The grim reality is that our population is aging and this is always a factor in health care costs. All the technological advances and health care innovations keep us living longer and longer while managing chronic conditions that would have resulted in death not that long ago.
When all you have to do to get medical care in this country is show your health care card, the actual costs can easily be ignored. How much does our health care cost us in taxpayer dollars? 70 percent of spending is taken care of by provincial and territorial governments.
According to the Globe and Mail, health care spending was forecasted to reach $211 billion in 2013.
The majority of public funding goes to hospitals. Surprisingly, only six percent is allocated to drugs/medications even though, according to the National Post, “Canadians pay some of the highest prices for prescription drugs in the world.”
There is always talk of health care reform to reduce future costs – more efficient use of facilities and staff, more generic drugs, and increasingly adopting user pay systems. But, one of the best ways to reduce your personal health care costs is to take responsibility for your own health. Even those with genetic predisposition to various illnesses and disabilities can find some relief.
Related: Caring for elderly parents
Boomers will remember growing up with:
- No seat belts strapping us in the family car.
- No requirements for bike helmets and knee and elbow pads.
- The family doctor blowing cigarette smoke in our faces during a routine physical.
- Chewing on toys painted with lead paint.
- Dolls and bears with glass eyes and tiny accessories.
- Asbestos in the walls.
- Did your parents have trendy fiberglass drapes?
- Slingshots and peashooters, and bows and arrows with real metal tips.
We’ve made it this far in one piece, now it’s up to us to take it a step further.
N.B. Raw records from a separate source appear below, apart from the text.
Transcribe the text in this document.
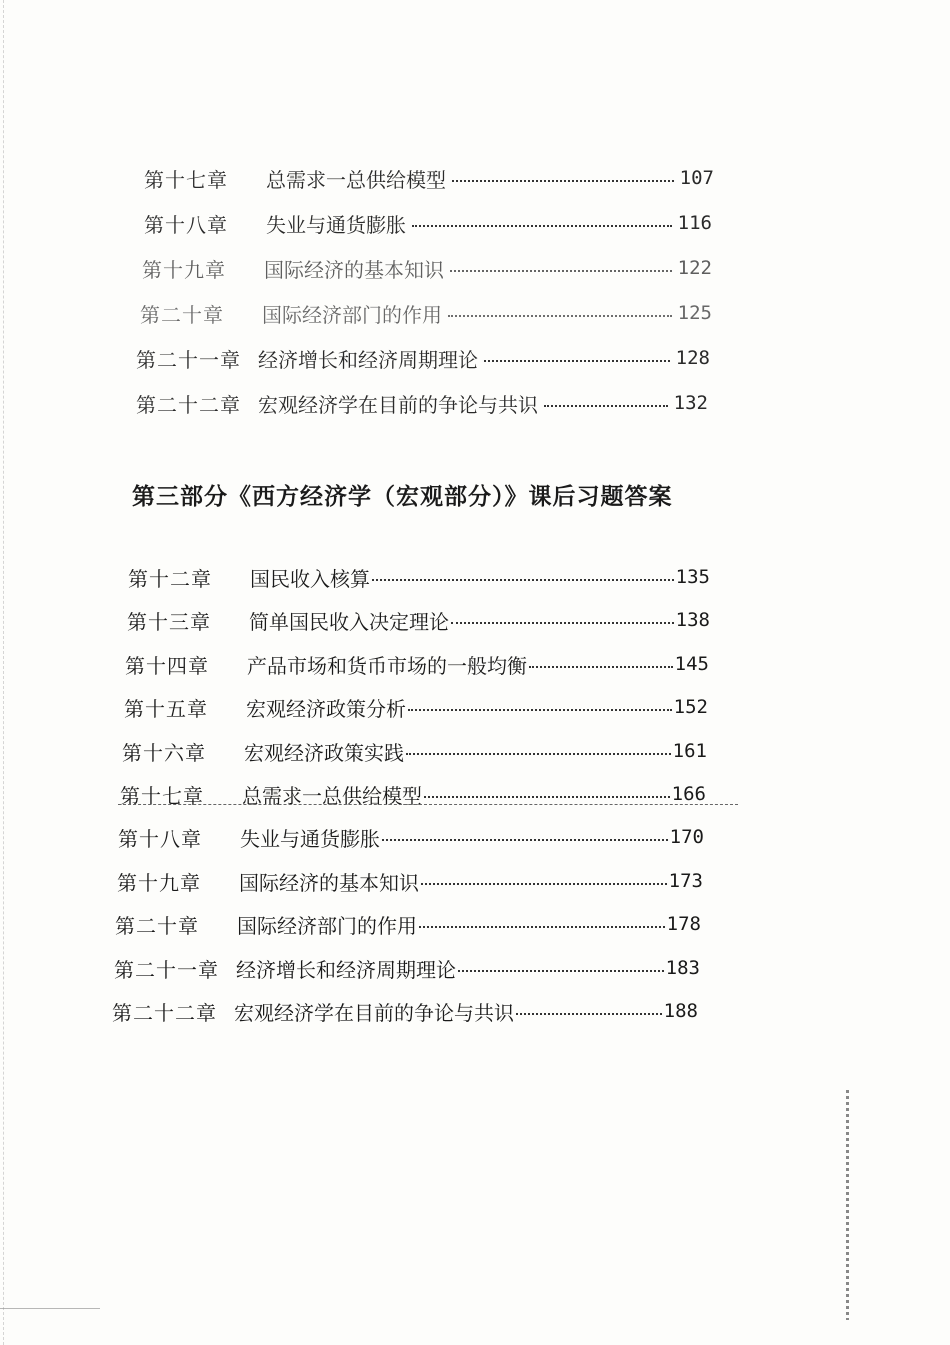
第十七章	总需求一总供给模型	107
第十八章	失业与通货膨胀	116
第十九章	国际经济的基本知识	122
第二十章	国际经济部门的作用	125
第二十一章 经济增长和经济周期理论	128
第二十二章 宏观经济学在目前的争论与共识	132
第三部分《西方经济学（宏观部分）》课后习题答案
第十二章	国民收入核算	135
第十三章	简单国民收入决定理论	138
第十四章	产品市场和货币市场的一般均衡	145
第十五章	宏观经济政策分析	152
第十六章	宏观经济政策实践	161
第十七章	总需求一总供给模型	166
第十八章	失业与通货膨胀	170
第十九章	国际经济的基本知识	173
第二十章	国际经济部门的作用	178
第二十一章 经济增长和经济周期理论	183
第二十二章 宏观经济学在目前的争论与共识	188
Aging can bring anxiety and fear of declining health and/or disability largely stemming from myths that are exaggerated by the media.
- How will I care for myself?
- What if I lose my spouse?
- What will happen to my mind?
- Will I be able to pay for medications and care?
While some diseases do become more common, getting older doesn’t automatically mean poor health. Plenty of older adults enjoy vigorous health well into their 90’s.
Positive measures such as healthy eating – most of the time – staying physically and socially active, and managing stress can help you cope with change and reduce health risks. Smoking and obesity are leading causes of chronic conditions.
Many adults don’t exercise as they get older and tend to be overly sedentary. Check with your doctor and then find an activity that motivates you to continue.
Exercise can maintain your strength and agility, and even diminish chronic pain. Loss of balance is the main cause of falling that can result in serious injuries to hips, wrists and spine. Recovery times can often take several months and you may never become fully rehabilitated.
Memory loss is not an inevitable part of aging. Maybe you don’t remember things as easily any more, but doing some sort of brain training and learning new things can keep your mind sharp.
You’ve been diligent in socking away money for your golden years. Make sure you follow the formula for staying healthy as well, so you’re not just surviving – you’re making these years the best moments of your life.